Commentaire de l’article intitulé "Maroc – Algérie: la guerre inévitable ?", paru dans l’édition du quotidien Le Matin datée du 15 mars 2008

http://www.lematindz.net/news/maroc-algerie-la-guerre-inevitable-.html

Le Grand Maghreb, en tant qu’Institution politico-économique régionale est inconcevable sans la participation du Maroc ou de l’Algérie qui en constituent à tous points de vue, la colonne vertébrale. Et ce n’est nullement fortuit si depuis 1975 – c’est-à-dire à peine 3 ans après le règlement définitif des problèmes frontaliers entre l’Algérie et le Maroc –, la maudite affaire dite du Sahara Occidental semble avoir opportunément jailli, qui empoisonne depuis, les relations entre nos deux pays frères, sans que nos deux régimes politiques respectifs n’aient été capables à ce jour, de lui trouver le moindre début de solution. Ceci en ayant bien en mémoire l’échec patent, de la Mission des Nations Unies pour le Sahara Occidental – "MINURSO". Un échec qui a démontré une fois de plus, que ce genre de "gadget onusien" ne peut que reproduire à son échelle, l’impuissance structurelle de cette Organisation Internationale censée régler les problèmes du monde, mais qui reflète désormais en son sein aujourd’hui moins les rapports de Droit que les rapports de Force entre les Nations.

Voilà plus de 30 ans d’un conflit larvé, inauguré par deux tragiques confrontations armées "Amgala 1 et 2" avec leurs lots de morts, d’invalides et de prisonniers. Plus de 30 ans donc, que 30 millions d’Algériens et 30 millions de Marocains que tout semblait devoir rapprocher, se tournent le dos en se retrouvant orages des ambitions des uns, de l’obstination des autres et de l’impéritie de tous, tandis que des milliers de familles déchirées, d’une population estimée à plus de 250.000 sahraouis se retrouvent dispersées entre les trois zones formées respectivement par la partie annexée par le Maroc, la partie dite "libérée" par le Polisario, en deçà du fameux " Mur de Sable" édifié par le Maroc et les camps de réfugiés implantés en territoire algérien prés de Tindouf.
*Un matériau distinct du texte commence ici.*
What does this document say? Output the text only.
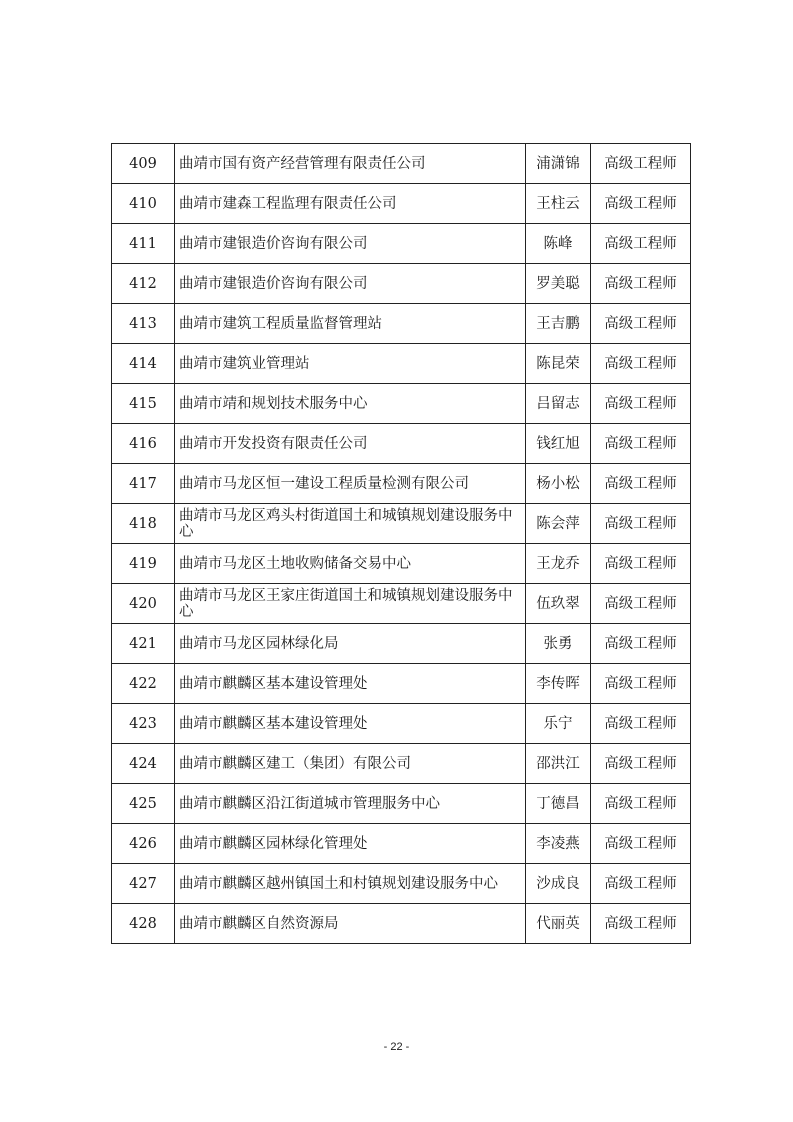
409	曲靖市国有资产经营管理有限责任公司	浦潇锦	高级工程师
410	曲靖市建森工程监理有限责任公司	王柱云	高级工程师
411	曲靖市建银造价咨询有限公司	陈峰	高级工程师
412	曲靖市建银造价咨询有限公司	罗美聪	高级工程师
413	曲靖市建筑工程质量监督管理站	王吉鹏	高级工程师
414	曲靖市建筑业管理站	陈昆荣	高级工程师
415	曲靖市靖和规划技术服务中心	吕留志	高级工程师
416	曲靖市开发投资有限责任公司	钱红旭	高级工程师
417	曲靖市马龙区恒一建设工程质量检测有限公司	杨小松	高级工程师
418	曲靖市马龙区鸡头村街道国土和城镇规划建设服务中心	陈会萍	高级工程师
419	曲靖市马龙区土地收购储备交易中心	王龙乔	高级工程师
420	曲靖市马龙区王家庄街道国土和城镇规划建设服务中心	伍玖翠	高级工程师
421	曲靖市马龙区园林绿化局	张勇	高级工程师
422	曲靖市麒麟区基本建设管理处	李传晖	高级工程师
423	曲靖市麒麟区基本建设管理处	乐宁	高级工程师
424	曲靖市麒麟区建工（集团）有限公司	邵洪江	高级工程师
425	曲靖市麒麟区沿江街道城市管理服务中心	丁德昌	高级工程师
426	曲靖市麒麟区园林绿化管理处	李凌燕	高级工程师
427	曲靖市麒麟区越州镇国土和村镇规划建设服务中心	沙成良	高级工程师
428	曲靖市麒麟区自然资源局	代丽英	高级工程师
- 22 -
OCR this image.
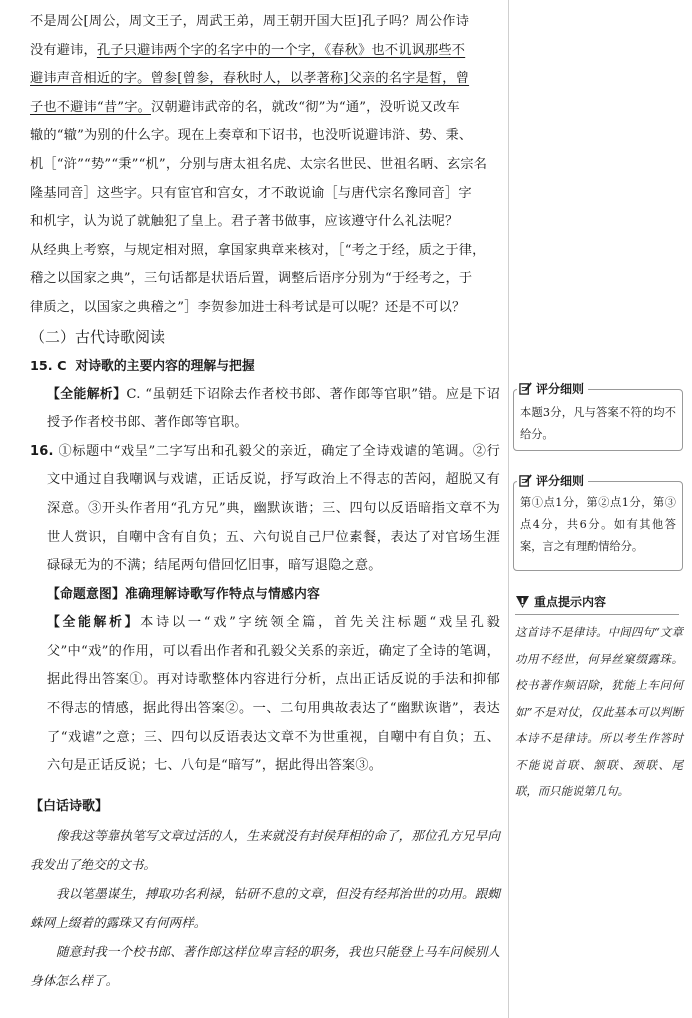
不是周公[周公，周文王子，周武王弟，周王朝开国大臣]孔子吗？周公作诗

没有避讳，孔子只避讳两个字的名字中的一个字，《春秋》也不讥讽那些不

避讳声音相近的字。曾参[曾参，春秋时人，以孝著称]父亲的名字是皙，曾

子也不避讳“昔”字。汉朝避讳武帝的名，就改“彻”为“通”，没听说又改车

辙的“辙”为别的什么字。现在上奏章和下诏书，也没听说避讳浒、势、秉、

机［“浒”“势”“秉”“机”，分别与唐太祖名虎、太宗名世民、世祖名昞、玄宗名

隆基同音］这些字。只有宦官和宫女，才不敢说谕［与唐代宗名豫同音］字

和机字，认为说了就触犯了皇上。君子著书做事，应该遵守什么礼法呢？

从经典上考察，与规定相对照，拿国家典章来核对，［“考之于经，质之于律，

稽之以国家之典”，三句话都是状语后置，调整后语序分别为“于经考之，于

律质之，以国家之典稽之”］李贺参加进士科考试是可以呢？还是不可以？

（二）古代诗歌阅读

15. C 对诗歌的主要内容的理解与把握

【全能解析】C. “虽朝廷下诏除去作者校书郎、著作郎等官职”错。应是下诏授予作者校书郎、著作郎等官职。

16. ①标题中“戏呈”二字写出和孔毅父的亲近，确定了全诗戏谑的笔调。②行文中通过自我嘲讽与戏谑，正话反说，抒写政治上不得志的苦闷，超脱又有深意。③开头作者用“孔方兄”典，幽默诙谐；三、四句以反语暗指文章不为世人赏识，自嘲中含有自负；五、六句说自己尸位素餐，表达了对官场生涯碌碌无为的不满；结尾两句借回忆旧事，暗写退隐之意。

【命题意图】准确理解诗歌写作特点与情感内容

【全能解析】本诗以一“戏”字统领全篇，首先关注标题“戏呈孔毅父”中“戏”的作用，可以看出作者和孔毅父关系的亲近，确定了全诗的笔调，据此得出答案①。再对诗歌整体内容进行分析，点出正话反说的手法和抑郁不得志的情感，据此得出答案②。一、二句用典故表达了“幽默诙谐”，表达了“戏谑”之意；三、四句以反语表达文章不为世重视，自嘲中有自负；五、六句是正话反说；七、八句是“暗写”，据此得出答案③。

【白话诗歌】

像我这等靠执笔写文章过活的人，生来就没有封侯拜相的命了，那位孔方兄早向我发出了绝交的文书。

我以笔墨谋生，搏取功名利禄，钻研不息的文章，但没有经邦治世的功用。跟蜘蛛网上缀着的露珠又有何两样。

随意封我一个校书郎、著作郎这样位卑言轻的职务，我也只能登上马车问候别人身体怎么样了。

本题3分，凡与答案不符的均不给分。

评分细则

第①点1分，第②点1分，第③点4分，共6分。如有其他答案，言之有理酌情给分。

评分细则
重点提示内容

这首诗不是律诗。中间四句“文章功用不经世，何异丝窠缀露珠。校书著作频诏除，犹能上车问何如”不是对仗，仅此基本可以判断本诗不是律诗。所以考生作答时不能说首联、颔联、颈联、尾联，而只能说第几句。
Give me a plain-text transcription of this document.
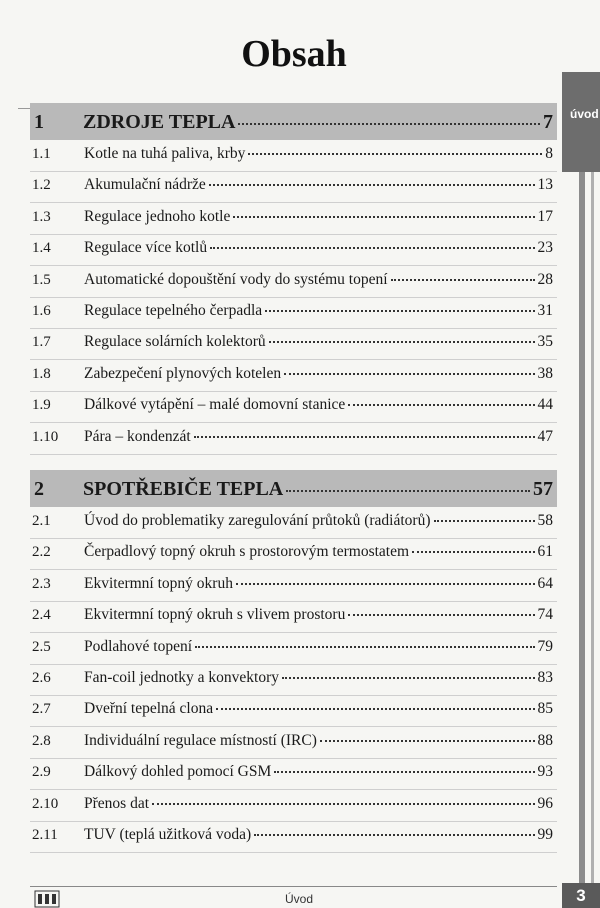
Obsah
úvod
1 ZDROJE TEPLA	7
1.1 Kotle na tuhá paliva, krby	8
1.2 Akumulační nádrže	13
1.3 Regulace jednoho kotle	17
1.4 Regulace více kotlů	23
1.5 Automatické dopouštění vody do systému topení	28
1.6 Regulace tepelného čerpadla	31
1.7 Regulace solárních kolektorů	35
1.8 Zabezpečení plynových kotelen	38
1.9 Dálkové vytápění – malé domovní stanice	44
1.10 Pára – kondenzát	47
2 SPOTŘEBIČE TEPLA	57
2.1 Úvod do problematiky zaregulování průtoků (radiátorů)	58
2.2 Čerpadlový topný okruh s prostorovým termostatem	61
2.3 Ekvitermní topný okruh	64
2.4 Ekvitermní topný okruh s vlivem prostoru	74
2.5 Podlahové topení	79
2.6 Fan-coil jednotky a konvektory	83
2.7 Dveřní tepelná clona	85
2.8 Individuální regulace místností (IRC)	88
2.9 Dálkový dohled pomocí GSM	93
2.10 Přenos dat	96
2.11 TUV (teplá užitková voda)	99
Úvod	3
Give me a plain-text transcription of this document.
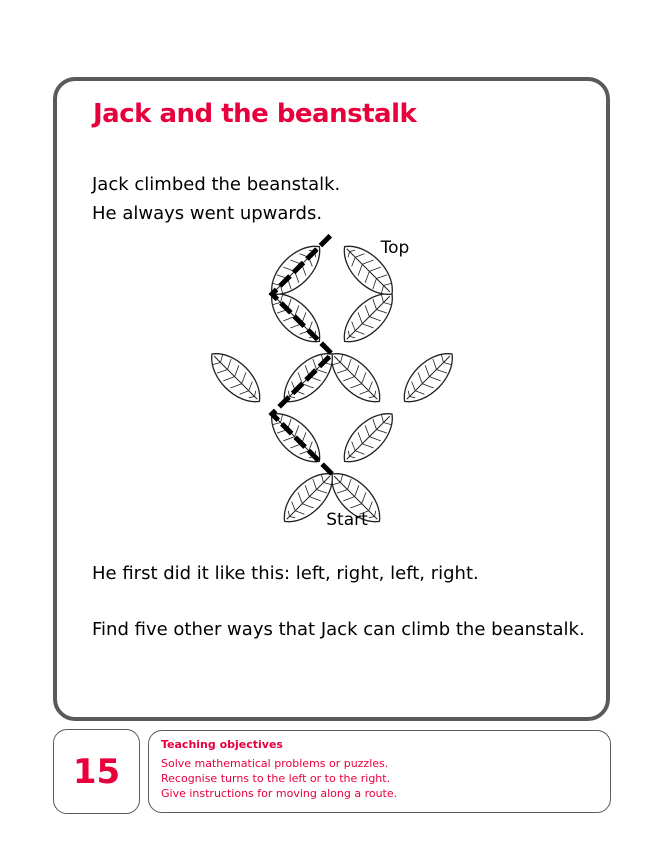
Jack and the beanstalk

Jack climbed the beanstalk.
He always went upwards.

Top
Start

He first did it like this: left, right, left, right.

Find five other ways that Jack can climb the beanstalk.

15

Teaching objectives

Solve mathematical problems or puzzles.
Recognise turns to the left or to the right.
Give instructions for moving along a route.
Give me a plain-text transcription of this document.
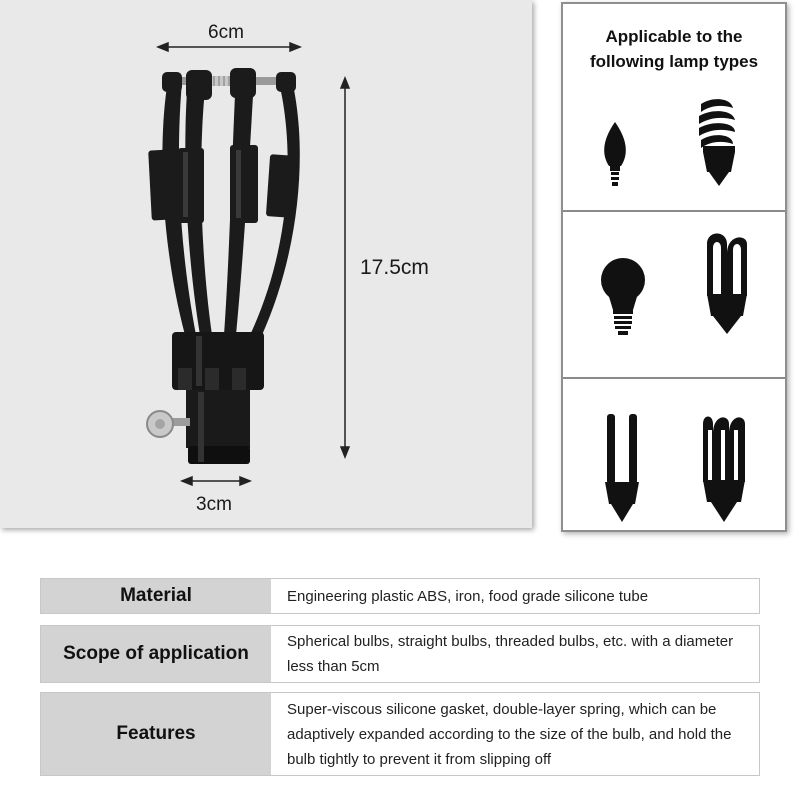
6cm
17.5cm
3cm
Applicable to the
following lamp types
Material	Engineering plastic ABS, iron, food grade silicone tube
Scope of application
Spherical bulbs, straight bulbs, threaded bulbs, etc. with a diameter less than 5cm
Features
Super-viscous silicone gasket, double-layer spring, which can be adaptively expanded according to the size of the bulb, and hold the bulb tightly to prevent it from slipping off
Citoyen algérien ordinaire et fier de l’être, né au Maroc où j’ai des dizaines de parents et d’amis de nationalité marocaine, je partage les terribles dégâts humains c’est-à-dire affectifs, causés par l’état de dégradation des relations et des liens entre nos deux pays. Des dégâts affectifs qui se lisent aisément dans les yeux de ces grand’mères harassées et de ces grands pères fourbus, – souvent sans grands moyens matériels –, déambulant tristement dans les halls des aérogares d’Alger ou de Casablanca obligés qu’ils sont, de prendre l’avion entre ces deux villes, parce qu’il leur est interdit de franchir par les voies ferroviaires ou terrestres, les quelques centaines – parfois les quelques dizaines – de kilomètres qui les séparent de l’être cher qui se trouve de l’autre coté de la frontière.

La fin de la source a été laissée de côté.